0                 |Credit|Technology|Services|Finance|
1           |Entertainment|Politics|Social Media|News|
2                                              |Games|
3                               |Publishing|Education|
4    |Electronics|Guides|Coffee|Restaurants|Music|i...
Name: category_list, dtype: object

In [13]:
# df['category_list'].str.split('|')

## Exercise
Create a new column `first_category` that is just the first category in the list.

## Bonus Exercise
Create 3 new columns: cat_1, cat, cat_3 that are the first 3 categories in the list

Hint: 
- Use `expand=all` and `merge`
- [Resources](https://pandas.pydata.org/pandas-docs/stable/reference/api/pandas.DataFrame.merge.html)

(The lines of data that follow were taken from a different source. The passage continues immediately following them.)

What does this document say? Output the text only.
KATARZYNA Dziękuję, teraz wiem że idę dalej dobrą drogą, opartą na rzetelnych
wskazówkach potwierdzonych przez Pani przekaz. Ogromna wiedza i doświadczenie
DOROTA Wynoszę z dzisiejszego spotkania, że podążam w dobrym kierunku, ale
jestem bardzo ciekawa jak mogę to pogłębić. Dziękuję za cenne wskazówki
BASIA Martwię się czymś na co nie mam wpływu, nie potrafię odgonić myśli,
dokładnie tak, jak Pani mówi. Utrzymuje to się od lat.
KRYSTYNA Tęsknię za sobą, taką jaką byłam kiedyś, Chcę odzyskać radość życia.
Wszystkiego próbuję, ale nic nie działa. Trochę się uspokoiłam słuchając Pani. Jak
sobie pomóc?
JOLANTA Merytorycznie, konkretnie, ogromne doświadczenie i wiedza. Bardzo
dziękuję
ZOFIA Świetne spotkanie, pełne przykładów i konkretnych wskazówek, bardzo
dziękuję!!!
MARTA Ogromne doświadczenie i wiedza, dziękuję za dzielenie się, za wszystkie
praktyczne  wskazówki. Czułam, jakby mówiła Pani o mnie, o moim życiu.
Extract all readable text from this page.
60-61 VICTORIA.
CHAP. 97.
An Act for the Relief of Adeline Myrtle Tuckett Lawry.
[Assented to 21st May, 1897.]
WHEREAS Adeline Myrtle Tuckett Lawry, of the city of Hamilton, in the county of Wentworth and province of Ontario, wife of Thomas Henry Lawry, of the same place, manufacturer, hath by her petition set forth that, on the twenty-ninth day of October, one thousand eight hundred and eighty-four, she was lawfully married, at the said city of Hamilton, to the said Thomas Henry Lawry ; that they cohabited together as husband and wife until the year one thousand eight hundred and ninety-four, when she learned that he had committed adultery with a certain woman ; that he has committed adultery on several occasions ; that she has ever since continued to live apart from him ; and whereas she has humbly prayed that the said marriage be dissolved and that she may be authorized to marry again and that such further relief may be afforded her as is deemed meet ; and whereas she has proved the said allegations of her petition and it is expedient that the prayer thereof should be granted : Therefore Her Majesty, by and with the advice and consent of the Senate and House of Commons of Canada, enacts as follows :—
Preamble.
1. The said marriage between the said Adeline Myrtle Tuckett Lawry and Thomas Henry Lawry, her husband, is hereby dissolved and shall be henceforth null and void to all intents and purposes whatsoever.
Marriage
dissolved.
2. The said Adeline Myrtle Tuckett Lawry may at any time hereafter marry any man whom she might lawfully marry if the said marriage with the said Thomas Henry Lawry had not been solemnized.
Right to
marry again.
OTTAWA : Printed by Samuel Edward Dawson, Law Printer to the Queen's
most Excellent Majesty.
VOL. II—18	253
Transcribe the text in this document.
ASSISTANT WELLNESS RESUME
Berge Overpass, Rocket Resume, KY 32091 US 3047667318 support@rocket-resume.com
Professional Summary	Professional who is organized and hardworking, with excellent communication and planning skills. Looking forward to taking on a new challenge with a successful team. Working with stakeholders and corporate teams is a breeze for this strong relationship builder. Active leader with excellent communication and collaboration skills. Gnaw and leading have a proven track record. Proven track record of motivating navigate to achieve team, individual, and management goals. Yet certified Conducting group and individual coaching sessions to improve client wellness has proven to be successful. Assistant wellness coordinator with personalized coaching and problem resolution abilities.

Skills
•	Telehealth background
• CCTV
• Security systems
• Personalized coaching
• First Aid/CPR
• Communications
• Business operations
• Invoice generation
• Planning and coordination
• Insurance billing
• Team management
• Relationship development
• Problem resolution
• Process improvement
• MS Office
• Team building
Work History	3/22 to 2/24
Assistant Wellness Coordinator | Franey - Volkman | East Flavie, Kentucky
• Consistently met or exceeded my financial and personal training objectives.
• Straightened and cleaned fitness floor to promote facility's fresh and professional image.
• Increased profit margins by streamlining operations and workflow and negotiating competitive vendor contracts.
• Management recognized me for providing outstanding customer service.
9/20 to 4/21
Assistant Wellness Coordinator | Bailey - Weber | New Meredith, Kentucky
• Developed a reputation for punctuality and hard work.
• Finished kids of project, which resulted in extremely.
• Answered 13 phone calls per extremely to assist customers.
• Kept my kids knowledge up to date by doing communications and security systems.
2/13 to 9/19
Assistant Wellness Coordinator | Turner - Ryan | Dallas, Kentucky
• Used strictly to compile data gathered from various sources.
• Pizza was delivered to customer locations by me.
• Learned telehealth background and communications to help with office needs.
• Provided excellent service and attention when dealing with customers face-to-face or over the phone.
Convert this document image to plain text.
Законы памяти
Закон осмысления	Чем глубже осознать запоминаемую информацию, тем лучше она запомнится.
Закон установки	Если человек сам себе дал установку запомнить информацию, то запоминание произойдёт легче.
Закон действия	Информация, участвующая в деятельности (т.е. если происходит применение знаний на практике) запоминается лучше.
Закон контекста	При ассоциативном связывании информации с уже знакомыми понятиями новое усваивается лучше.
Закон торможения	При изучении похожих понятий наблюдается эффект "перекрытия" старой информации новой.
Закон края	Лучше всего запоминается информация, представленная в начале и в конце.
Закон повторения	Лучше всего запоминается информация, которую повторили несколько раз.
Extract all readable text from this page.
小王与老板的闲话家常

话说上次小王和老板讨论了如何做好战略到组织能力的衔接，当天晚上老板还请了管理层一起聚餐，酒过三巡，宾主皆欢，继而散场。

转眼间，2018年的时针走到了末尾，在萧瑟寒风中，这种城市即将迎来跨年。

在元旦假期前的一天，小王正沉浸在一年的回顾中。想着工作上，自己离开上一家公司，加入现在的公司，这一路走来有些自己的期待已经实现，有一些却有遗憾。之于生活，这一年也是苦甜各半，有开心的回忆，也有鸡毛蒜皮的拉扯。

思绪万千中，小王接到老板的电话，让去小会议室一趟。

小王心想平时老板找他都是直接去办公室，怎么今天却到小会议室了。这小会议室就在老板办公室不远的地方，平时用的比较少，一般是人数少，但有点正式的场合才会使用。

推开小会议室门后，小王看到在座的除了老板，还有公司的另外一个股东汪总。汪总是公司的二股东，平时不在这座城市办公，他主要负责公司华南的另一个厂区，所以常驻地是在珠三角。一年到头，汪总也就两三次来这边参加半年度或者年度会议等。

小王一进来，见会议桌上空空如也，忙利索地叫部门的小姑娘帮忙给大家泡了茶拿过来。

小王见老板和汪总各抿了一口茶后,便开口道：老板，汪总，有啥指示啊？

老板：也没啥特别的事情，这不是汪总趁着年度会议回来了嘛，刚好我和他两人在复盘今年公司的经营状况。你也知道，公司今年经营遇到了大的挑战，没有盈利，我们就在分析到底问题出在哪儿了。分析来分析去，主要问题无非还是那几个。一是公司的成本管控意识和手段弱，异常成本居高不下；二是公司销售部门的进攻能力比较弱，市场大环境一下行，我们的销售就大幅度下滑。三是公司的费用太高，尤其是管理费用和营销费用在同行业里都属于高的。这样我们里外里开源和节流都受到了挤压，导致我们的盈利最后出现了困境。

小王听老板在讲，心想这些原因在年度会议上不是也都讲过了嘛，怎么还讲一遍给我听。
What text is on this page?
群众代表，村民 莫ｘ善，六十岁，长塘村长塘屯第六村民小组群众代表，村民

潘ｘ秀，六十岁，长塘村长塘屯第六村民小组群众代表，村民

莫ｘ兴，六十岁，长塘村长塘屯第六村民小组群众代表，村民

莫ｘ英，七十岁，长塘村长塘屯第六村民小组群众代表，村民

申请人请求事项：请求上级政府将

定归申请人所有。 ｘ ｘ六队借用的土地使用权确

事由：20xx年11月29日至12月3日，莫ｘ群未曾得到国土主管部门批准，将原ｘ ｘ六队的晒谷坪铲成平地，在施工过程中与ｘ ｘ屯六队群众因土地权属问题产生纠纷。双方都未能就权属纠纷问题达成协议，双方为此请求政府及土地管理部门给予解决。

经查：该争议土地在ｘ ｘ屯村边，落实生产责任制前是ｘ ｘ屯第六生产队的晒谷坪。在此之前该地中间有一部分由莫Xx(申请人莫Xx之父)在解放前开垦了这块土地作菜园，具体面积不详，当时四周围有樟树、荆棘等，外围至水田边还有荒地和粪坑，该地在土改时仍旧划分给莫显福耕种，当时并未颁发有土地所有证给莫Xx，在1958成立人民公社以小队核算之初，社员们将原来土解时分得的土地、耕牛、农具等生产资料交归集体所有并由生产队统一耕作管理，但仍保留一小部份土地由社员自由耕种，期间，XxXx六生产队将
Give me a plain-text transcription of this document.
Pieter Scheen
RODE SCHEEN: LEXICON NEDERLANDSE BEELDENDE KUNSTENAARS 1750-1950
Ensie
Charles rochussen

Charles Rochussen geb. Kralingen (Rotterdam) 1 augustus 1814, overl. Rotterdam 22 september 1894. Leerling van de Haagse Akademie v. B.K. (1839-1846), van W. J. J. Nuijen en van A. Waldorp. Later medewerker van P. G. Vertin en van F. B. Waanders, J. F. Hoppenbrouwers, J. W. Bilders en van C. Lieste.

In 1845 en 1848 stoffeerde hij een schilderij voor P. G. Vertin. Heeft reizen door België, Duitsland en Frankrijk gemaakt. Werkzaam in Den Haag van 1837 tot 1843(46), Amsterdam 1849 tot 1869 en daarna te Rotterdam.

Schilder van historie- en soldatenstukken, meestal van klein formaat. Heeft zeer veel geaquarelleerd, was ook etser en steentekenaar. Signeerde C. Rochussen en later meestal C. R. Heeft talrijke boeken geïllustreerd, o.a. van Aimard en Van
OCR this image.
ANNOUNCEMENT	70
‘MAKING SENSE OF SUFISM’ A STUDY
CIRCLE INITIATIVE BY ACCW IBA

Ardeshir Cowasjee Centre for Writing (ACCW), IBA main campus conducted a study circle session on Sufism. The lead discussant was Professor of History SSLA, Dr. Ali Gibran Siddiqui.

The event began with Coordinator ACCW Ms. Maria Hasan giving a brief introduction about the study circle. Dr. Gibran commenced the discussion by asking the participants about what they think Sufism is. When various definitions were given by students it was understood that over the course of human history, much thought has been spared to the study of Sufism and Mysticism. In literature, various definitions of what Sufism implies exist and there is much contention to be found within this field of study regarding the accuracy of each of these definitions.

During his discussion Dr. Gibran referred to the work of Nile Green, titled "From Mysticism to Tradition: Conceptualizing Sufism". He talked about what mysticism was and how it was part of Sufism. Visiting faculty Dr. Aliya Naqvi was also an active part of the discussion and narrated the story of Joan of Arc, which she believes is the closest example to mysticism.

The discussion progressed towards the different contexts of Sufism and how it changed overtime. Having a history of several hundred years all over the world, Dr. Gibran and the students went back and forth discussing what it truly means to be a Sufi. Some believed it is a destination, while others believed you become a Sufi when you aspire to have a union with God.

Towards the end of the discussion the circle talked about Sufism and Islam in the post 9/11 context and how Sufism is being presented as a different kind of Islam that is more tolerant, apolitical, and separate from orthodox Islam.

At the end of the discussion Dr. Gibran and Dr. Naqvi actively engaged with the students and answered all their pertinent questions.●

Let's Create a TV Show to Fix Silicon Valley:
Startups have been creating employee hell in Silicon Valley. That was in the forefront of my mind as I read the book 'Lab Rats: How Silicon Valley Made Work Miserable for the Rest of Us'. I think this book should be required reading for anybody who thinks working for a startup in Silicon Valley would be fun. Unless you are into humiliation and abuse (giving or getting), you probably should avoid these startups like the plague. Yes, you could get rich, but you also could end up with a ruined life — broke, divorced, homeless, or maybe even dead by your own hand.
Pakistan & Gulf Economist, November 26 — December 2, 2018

## Dealing with missing data  / Data Cleanup
url = 'https://api.opencagedata.com/geocode/v1/json?q={}&key=dcf4dcba9494433eb351f4b8c3f9d839&pretty=1'

## Discussion
What are different ways dealing with missing data?

## Exercise 
Get all rows where the `country_code` is missing


## Exercise
Get a unique list of cities for the rows found in step 1

## Exercise
Using the following `url`, use the requests library to make a request and get back the JSON.

```python
>>> import requests
>>> res = requests.get(...)
>>>...
```

In [16]:
url = "https://api.opencagedata.com/geocode/v1/json?q=Boston&key=dcf4dcba9494433eb351f4b8c3f9d839&pretty=1"

## Exercise
Create a function `get_country_code` that takes a city name, puts it in the URL, e.g. 

`https://api.opencagedata.com/geocode/v1/json?q=THECITYNAME&key=dcf4dcba9494433eb351f4b8c3f9d839&pretty=1`

and returns the country code and if it can't find it or there is some error, return `None`

For example,

```python
get_country_code("Beijing")
>>> 'CN'

get_country_code(23452252252)
>>> None
```

Use this to fill in missing data for country code.